Hannah Slaughter, Economist at the think tank, said: “Now is the time for the Pensions Regulator to step up its enforcement — supported by greater resources — as part of a wider agenda for the Government to make Britain’s post-Covid labour market a better environment for workers, and a far tougher one for the small minority of firms that break the law.”
Non-enrolment is particularly common in low-paying sectors, such as admin and support services (6.9%), agriculture (4.7%), and hotels and restaurants (5.7%) where, even of those who have been enrolled, 3.1% are not receiving the pension contributions to which they are legally entitled.

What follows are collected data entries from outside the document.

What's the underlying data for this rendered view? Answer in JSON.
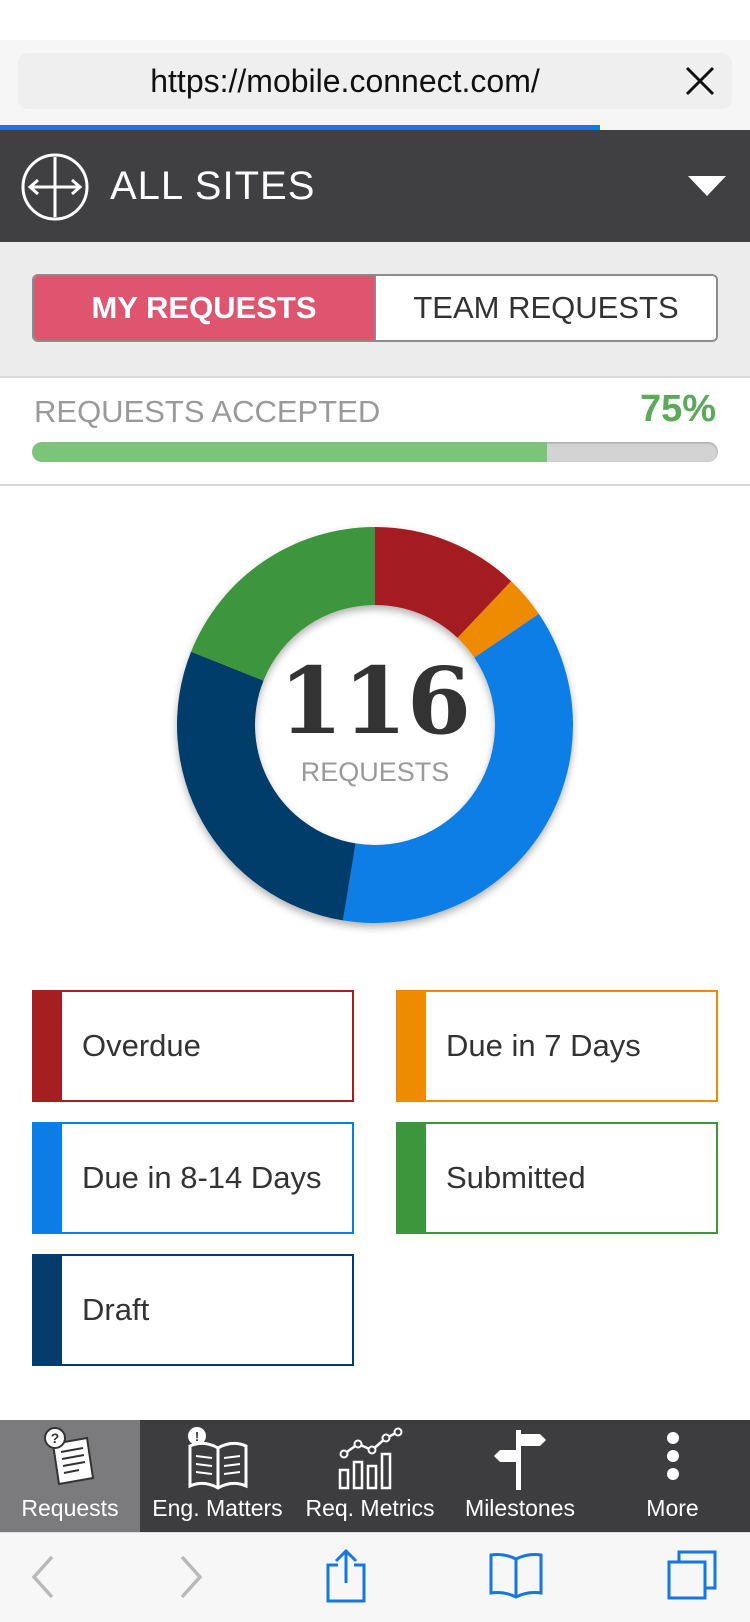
{
  "browser": {
    "url": "https://mobile.connect.com/",
    "load_progress_percent": 80
  },
  "site_selector": {
    "title": "ALL SITES"
  },
  "segment": {
    "active_label": "MY REQUESTS",
    "inactive_label": "TEAM REQUESTS"
  },
  "accepted": {
    "label": "REQUESTS ACCEPTED",
    "percent_text": "75%",
    "percent_value": 75
  },
  "donut": {
    "count": "116",
    "caption": "REQUESTS",
    "segments": [
      {
        "name": "Overdue",
        "value": 14,
        "color": "#a41e22"
      },
      {
        "name": "Due in 7 Days",
        "value": 4,
        "color": "#ee8b00"
      },
      {
        "name": "Due in 8-14 Days",
        "value": 43,
        "color": "#0a7ee6"
      },
      {
        "name": "Draft",
        "value": 33,
        "color": "#053c6b"
      },
      {
        "name": "Submitted",
        "value": 22,
        "color": "#3c963c"
      }
    ]
  },
  "legend": {
    "items": [
      {
        "label": "Overdue",
        "color": "#a41e22"
      },
      {
        "label": "Due in 7 Days",
        "color": "#ee8b00"
      },
      {
        "label": "Due in 8-14 Days",
        "color": "#0a7ee6"
      },
      {
        "label": "Submitted",
        "color": "#3c963c"
      },
      {
        "label": "Draft",
        "color": "#053c6b"
      }
    ]
  },
  "tabs": [
    {
      "label": "Requests",
      "icon": "requests-icon",
      "active": true
    },
    {
      "label": "Eng. Matters",
      "icon": "book-icon",
      "active": false
    },
    {
      "label": "Req. Metrics",
      "icon": "metrics-icon",
      "active": false
    },
    {
      "label": "Milestones",
      "icon": "signpost-icon",
      "active": false
    },
    {
      "label": "More",
      "icon": "more-icon",
      "active": false
    }
  ],
  "toolbar": {
    "icons": [
      "back-icon",
      "forward-icon",
      "share-icon",
      "bookmarks-icon",
      "tabs-icon"
    ]
  }
}
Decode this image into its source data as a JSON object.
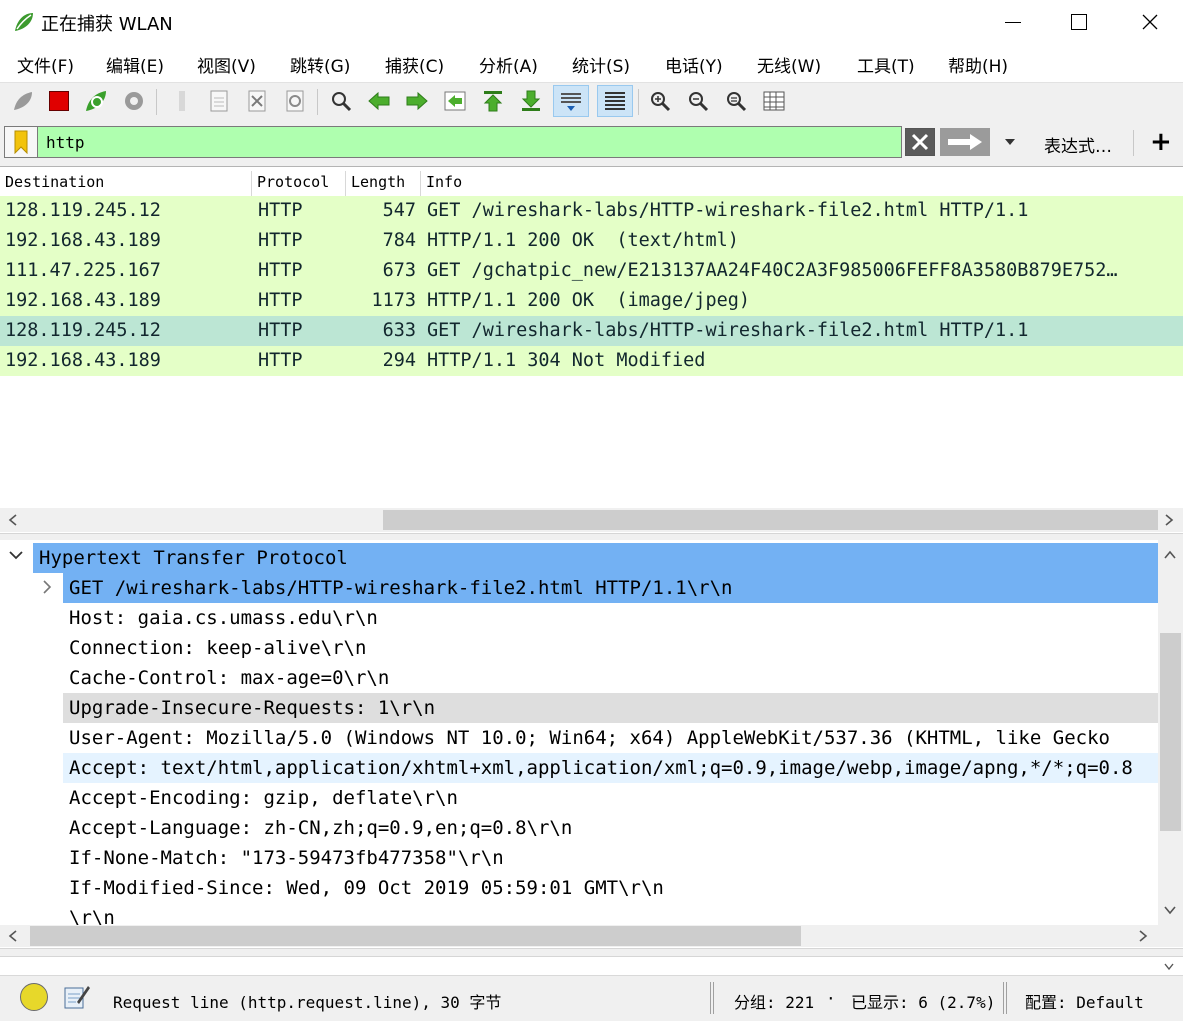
{
  "window": {
    "title": "正在捕获 WLAN",
    "minimize_glyph": "—",
    "maximize_glyph": "☐",
    "close_glyph": "✕"
  },
  "menu": {
    "items": [
      "文件(F)",
      "编辑(E)",
      "视图(V)",
      "跳转(G)",
      "捕获(C)",
      "分析(A)",
      "统计(S)",
      "电话(Y)",
      "无线(W)",
      "工具(T)",
      "帮助(H)"
    ]
  },
  "toolbar": {
    "icons": [
      "start-capture-icon",
      "stop-capture-icon",
      "restart-capture-icon",
      "capture-options-icon",
      "open-file-icon",
      "save-file-icon",
      "close-file-icon",
      "reload-file-icon",
      "find-packet-icon",
      "go-back-icon",
      "go-forward-icon",
      "go-to-packet-icon",
      "go-first-icon",
      "go-last-icon",
      "auto-scroll-icon",
      "colorize-icon",
      "zoom-in-icon",
      "zoom-out-icon",
      "normal-size-icon",
      "resize-columns-icon"
    ]
  },
  "filter": {
    "value": "http",
    "expression_label": "表达式…",
    "add_label": "+",
    "background": "#afffaf"
  },
  "packet_list": {
    "columns": [
      "Destination",
      "Protocol",
      "Length",
      "Info"
    ],
    "rows": [
      {
        "destination": "128.119.245.12",
        "protocol": "HTTP",
        "length": "547",
        "info": "GET /wireshark-labs/HTTP-wireshark-file2.html HTTP/1.1"
      },
      {
        "destination": "192.168.43.189",
        "protocol": "HTTP",
        "length": "784",
        "info": "HTTP/1.1 200 OK  (text/html)"
      },
      {
        "destination": "111.47.225.167",
        "protocol": "HTTP",
        "length": "673",
        "info": "GET /gchatpic_new/E213137AA24F40C2A3F985006FEFF8A3580B879E752…"
      },
      {
        "destination": "192.168.43.189",
        "protocol": "HTTP",
        "length": "1173",
        "info": "HTTP/1.1 200 OK  (image/jpeg)"
      },
      {
        "destination": "128.119.245.12",
        "protocol": "HTTP",
        "length": "633",
        "info": "GET /wireshark-labs/HTTP-wireshark-file2.html HTTP/1.1"
      },
      {
        "destination": "192.168.43.189",
        "protocol": "HTTP",
        "length": "294",
        "info": "HTTP/1.1 304 Not Modified"
      }
    ],
    "selected_index": 4,
    "row_color": "#e4ffc7",
    "selected_color": "#bce6d4"
  },
  "details": {
    "header": "Hypertext Transfer Protocol",
    "request_line": "GET /wireshark-labs/HTTP-wireshark-file2.html HTTP/1.1\\r\\n",
    "lines": [
      "Host: gaia.cs.umass.edu\\r\\n",
      "Connection: keep-alive\\r\\n",
      "Cache-Control: max-age=0\\r\\n",
      "Upgrade-Insecure-Requests: 1\\r\\n",
      "User-Agent: Mozilla/5.0 (Windows NT 10.0; Win64; x64) AppleWebKit/537.36 (KHTML, like Gecko",
      "Accept: text/html,application/xhtml+xml,application/xml;q=0.9,image/webp,image/apng,*/*;q=0.8",
      "Accept-Encoding: gzip, deflate\\r\\n",
      "Accept-Language: zh-CN,zh;q=0.9,en;q=0.8\\r\\n",
      "If-None-Match: \"173-59473fb477358\"\\r\\n",
      "If-Modified-Since: Wed, 09 Oct 2019 05:59:01 GMT\\r\\n",
      "\\r\\n"
    ],
    "highlight_color": "#73b1f3"
  },
  "status": {
    "field_info": "Request line (http.request.line), 30 字节",
    "packets": "分组: 221",
    "displayed": "已显示: 6 (2.7%)",
    "profile": "配置: Default"
  }
}
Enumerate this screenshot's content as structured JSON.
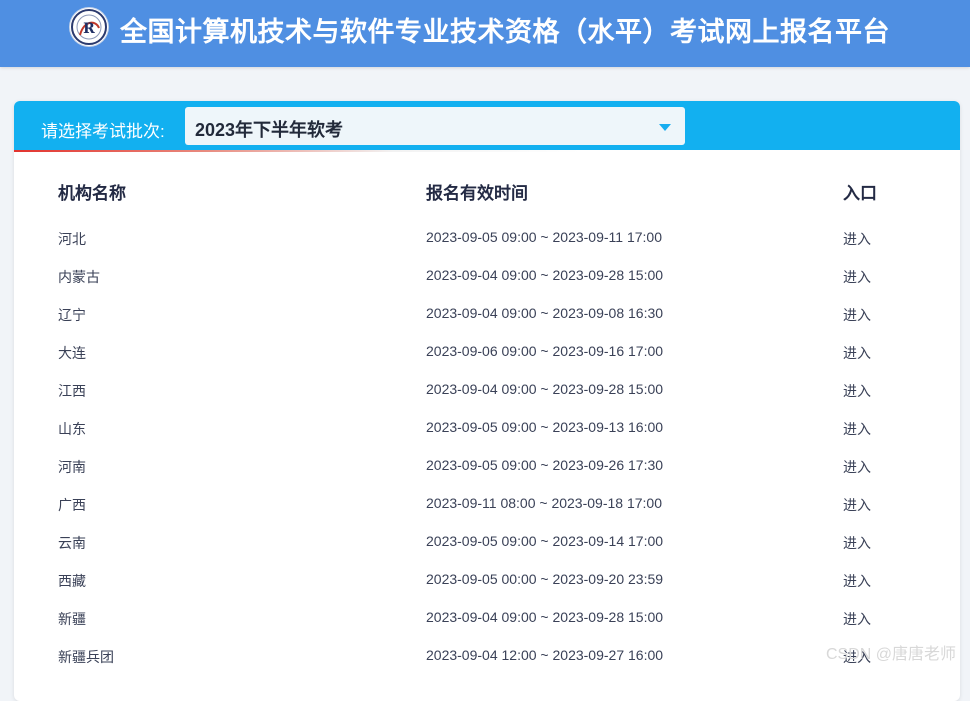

Comment by Croner Associate Director Paul Holcroft
Employers may not realise the gravity of under-enrolling employers to a pension scheme as a possibly illegal act.
Though there may be various reasons why some employers under-enrol or fail to follow auto-enrolment procedures — such as not fully understanding the employment rights of both workers and employees or miscalculating how much employees are entitled to — it is still crucial that employers look into their staff pension schemes to ensure that they are adhering to the law.